We investigate the neural Actor Critic algorithm using shallow neural networks for both the Actor and Critic models. The focus of this work is twofold: first, to compare the convergence properties of the network outputs under various scaling schemes as the network width and the number of training steps tend to infinity; and second, to provide precise control of the approximation error associated with each scaling regime. Previous work has shown convergence to ordinary differential equations with random initial conditions under inverse square root scaling in the network width. In this work, we shift the focus from convergence speed alone to a more comprehensive statistical characterization of the algorithm's output, with the goal of quantifying uncertainty in neural Actor Critic methods.
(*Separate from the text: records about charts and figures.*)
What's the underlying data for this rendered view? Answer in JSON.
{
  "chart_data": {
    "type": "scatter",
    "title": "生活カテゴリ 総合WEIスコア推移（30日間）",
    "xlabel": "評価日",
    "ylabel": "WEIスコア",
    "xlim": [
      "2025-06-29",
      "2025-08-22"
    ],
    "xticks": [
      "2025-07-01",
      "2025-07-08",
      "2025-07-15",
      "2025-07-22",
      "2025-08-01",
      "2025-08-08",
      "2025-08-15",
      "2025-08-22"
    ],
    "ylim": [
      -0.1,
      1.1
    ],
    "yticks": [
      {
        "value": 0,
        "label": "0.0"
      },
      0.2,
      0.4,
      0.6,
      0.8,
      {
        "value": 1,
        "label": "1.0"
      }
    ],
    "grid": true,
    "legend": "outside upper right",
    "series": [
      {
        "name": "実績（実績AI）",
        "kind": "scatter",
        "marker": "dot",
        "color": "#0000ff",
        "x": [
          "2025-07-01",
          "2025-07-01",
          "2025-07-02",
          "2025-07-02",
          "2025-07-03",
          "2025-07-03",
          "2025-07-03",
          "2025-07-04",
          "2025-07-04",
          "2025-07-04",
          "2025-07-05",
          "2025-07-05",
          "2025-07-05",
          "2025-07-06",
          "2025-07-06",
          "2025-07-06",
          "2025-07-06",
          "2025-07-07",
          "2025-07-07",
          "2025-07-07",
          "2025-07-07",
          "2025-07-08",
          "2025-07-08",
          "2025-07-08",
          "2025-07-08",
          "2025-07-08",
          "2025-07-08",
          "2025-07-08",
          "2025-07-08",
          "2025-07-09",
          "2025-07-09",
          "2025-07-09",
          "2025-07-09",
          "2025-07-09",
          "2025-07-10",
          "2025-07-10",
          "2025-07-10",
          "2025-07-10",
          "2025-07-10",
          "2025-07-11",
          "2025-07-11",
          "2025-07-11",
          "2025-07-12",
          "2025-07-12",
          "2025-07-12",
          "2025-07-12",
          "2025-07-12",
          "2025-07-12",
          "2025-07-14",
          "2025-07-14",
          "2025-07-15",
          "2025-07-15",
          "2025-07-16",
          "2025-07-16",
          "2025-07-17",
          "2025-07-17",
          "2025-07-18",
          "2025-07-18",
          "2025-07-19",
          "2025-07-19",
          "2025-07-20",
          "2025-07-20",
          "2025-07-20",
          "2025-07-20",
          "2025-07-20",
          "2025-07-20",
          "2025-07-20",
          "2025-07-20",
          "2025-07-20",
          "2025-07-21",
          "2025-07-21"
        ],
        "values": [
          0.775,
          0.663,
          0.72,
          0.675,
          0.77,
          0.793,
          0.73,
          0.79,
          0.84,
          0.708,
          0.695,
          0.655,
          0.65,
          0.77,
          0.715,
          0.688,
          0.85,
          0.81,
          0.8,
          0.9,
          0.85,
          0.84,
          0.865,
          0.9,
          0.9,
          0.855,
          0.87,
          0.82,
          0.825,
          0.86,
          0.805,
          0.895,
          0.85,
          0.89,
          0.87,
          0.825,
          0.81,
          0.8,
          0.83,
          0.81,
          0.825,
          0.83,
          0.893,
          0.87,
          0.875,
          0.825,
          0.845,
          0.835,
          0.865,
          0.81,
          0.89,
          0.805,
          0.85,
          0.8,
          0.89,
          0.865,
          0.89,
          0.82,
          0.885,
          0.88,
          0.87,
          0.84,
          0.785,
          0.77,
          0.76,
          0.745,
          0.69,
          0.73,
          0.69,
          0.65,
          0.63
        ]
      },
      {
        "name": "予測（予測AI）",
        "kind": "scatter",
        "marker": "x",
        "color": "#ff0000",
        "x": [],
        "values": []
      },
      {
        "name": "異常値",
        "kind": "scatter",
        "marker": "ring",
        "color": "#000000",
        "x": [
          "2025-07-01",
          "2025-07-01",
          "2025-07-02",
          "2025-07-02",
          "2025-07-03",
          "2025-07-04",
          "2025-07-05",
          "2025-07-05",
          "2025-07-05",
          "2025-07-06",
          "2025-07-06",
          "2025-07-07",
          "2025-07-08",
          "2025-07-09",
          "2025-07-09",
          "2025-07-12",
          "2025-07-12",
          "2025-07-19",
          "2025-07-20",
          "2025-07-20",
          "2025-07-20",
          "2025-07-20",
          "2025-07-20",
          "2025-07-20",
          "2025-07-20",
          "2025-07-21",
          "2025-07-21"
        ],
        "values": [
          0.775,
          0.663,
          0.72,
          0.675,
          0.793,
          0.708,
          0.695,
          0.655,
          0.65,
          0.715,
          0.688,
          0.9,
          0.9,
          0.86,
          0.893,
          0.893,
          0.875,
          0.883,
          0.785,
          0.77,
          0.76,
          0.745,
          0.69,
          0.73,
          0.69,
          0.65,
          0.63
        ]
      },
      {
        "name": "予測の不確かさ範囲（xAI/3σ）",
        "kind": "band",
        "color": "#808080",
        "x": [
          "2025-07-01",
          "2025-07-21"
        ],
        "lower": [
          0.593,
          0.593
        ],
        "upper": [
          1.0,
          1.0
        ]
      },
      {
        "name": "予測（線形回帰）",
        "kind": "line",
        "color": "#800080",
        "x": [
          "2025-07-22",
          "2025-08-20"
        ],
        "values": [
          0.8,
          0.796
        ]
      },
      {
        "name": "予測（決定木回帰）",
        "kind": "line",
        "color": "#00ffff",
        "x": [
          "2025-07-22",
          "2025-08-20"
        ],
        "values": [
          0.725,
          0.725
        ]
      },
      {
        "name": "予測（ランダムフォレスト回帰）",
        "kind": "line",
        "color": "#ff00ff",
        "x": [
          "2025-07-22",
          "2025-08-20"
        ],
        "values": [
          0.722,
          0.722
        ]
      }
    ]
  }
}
Specifically, we study a general inverse polynomial scaling in the network width, with an exponent treated as a tunable hyperparameter taking values strictly between one half and one. We derive an asymptotic expansion of the network outputs, interpreted as statistical estimators, in order to clarify their structure. To leading order, we show that the variance decays as a power of the network width, with an exponent equal to one half minus the scaling parameter, implying improved statistical robustness as the scaling parameter approaches one. Numerical experiments support this behavior and further suggest faster convergence for this choice of scaling. Finally, our analysis yields concrete guidelines for selecting algorithmic hyperparameters, including learning rates and exploration rates, as functions of the network width and the scaling parameter, ensuring provably favorable statistical behavior.

翻译：本研究采用浅层神经网络分别构建Actor与Critic模型，对神经Actor-Critic算法进行理论分析。本工作的重点包含两个方面：首先，在网络宽度与训练步数趋于无穷大的条件下，比较不同尺度化方案下网络输出的收敛特性；其次，精确控制各尺度化机制对应的近似误差。先前研究表明，在网络宽度采用平方根倒数尺度化时，算法会收敛至具有随机初始条件的常微分方程。本工作将研究重点从单纯的收敛速度转向对算法输出更全面的统计刻画，旨在量化神经Actor-Critic方法中的不确定性。具体而言，我们研究网络宽度的一般逆多项式尺度化方案，其中指数作为可调超参数严格取在二分之一与一之间。通过将网络输出解释为统计估计量，我们推导其渐近展开式以阐明其结构。在主导阶上，我们证明方差随网络宽度呈幂律衰减，衰减指数等于二分之一减去尺度参数，这意味着当尺度参数趋近于一时，统计鲁棒性将得到改善。数值实验支持该结论，并进一步表明该尺度化选择能带来更快的收敛速度。最后，我们的分析为算法超参数（包括学习率与探索率）的选择提供了具体指导原则：这些参数应作为网络宽度与尺度参数的函数进行设置，从而确保可证明的优良统计特性。